Es una planta herbácea, conocida también como harpagofito o “garra del diablo”, que da una hermosa flor rojiza con forma de campana. Crece silvestre, a ras del suelo, en el sur de África y sus desiertos, sobre todo en Namibia y la isla de Madagascar. Su parte interesante se encuentra en las segundas raíces laterales, que forman unos tubérculos, en los cuales están los componentes responsables de sus efectos antiinflamatorios y analgésicos, entre otros. Tras dejar los tubérculos secar al menos tres días al sol y molerlos, pueden emplearse para preparar infusiones aunque, debido a su amargo sabor (muy amargo), las formas de uso más frecuentes son en cápsulas o comprimidos.

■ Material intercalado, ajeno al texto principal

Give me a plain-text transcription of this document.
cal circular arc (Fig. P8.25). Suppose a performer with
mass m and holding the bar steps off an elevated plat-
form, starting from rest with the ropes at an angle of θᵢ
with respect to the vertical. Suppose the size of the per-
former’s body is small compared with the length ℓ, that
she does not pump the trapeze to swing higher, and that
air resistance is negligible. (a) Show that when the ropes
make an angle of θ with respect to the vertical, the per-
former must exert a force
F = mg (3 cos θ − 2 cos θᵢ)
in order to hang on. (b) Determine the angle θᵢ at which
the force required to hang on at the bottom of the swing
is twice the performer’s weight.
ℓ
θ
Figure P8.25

En su composición encontramos flavonoides como el Kaempferol o la Luteolina. Es destacable, especialmente en este último, con gran poder antioxidante, ya que es captador de radicales libres, previene las inflamaciones, es promotor del metabolismo de glúcidos (hidratos de carbono) y modulador del sistema inmune. También posee fitoesteroles, que ayudan a reducir el colesterol malo (HDL), ya que contribuye a reducir su absorción. Por ello se le atribuyen propiedades antiinflamatorias y analgésicas, ya que, al contribuir a disminuir la inflamación, disminuye la presión sobre los tejidos y el dolor se atenúa. También protege las articulaciones, pues tiene un potente poder diurético que nos ayuda a eliminar el exceso de líquidos que se acumula en el organismo. Estos líquidos acumulados son los que generan problemas, como la artritis y otra serie de malestares. La ingesta del harpago en casos de artrosis es muy recomendable, ya que ayuda a eliminar los líquidos y reducir las molestias y dolores. Desde hace pocos años se ha empezado a cultivar harpago de modo controlado, debido a su demanda en todo el mundo y a los estudios que se están realizando por sus propiedades beneficiosas para tratar la artritis, entre otras enfermedades que causan inflamación de las articulaciones. Existen varios laboratorios que venden comprimidos de extracto de harpago, pero en varios estudios se ha comprobado que su función es mucho más eficaz en forma de tintura, aceite esencial, pomada o alcohol, ya que, como estimula la secreción de jugos gástricos, estos pueden reducir su eficacia al ser tomados como comprimidos. El harpago es una planta con un gran poder antiinflamatorio. Se recomienda ingerir en casos de lesiones y dolores musculares, recuperación postoperatoria, artrosis, reuma, artritis o cualquier dolencia que venga causada por la inflamación muscular o de las articulaciones.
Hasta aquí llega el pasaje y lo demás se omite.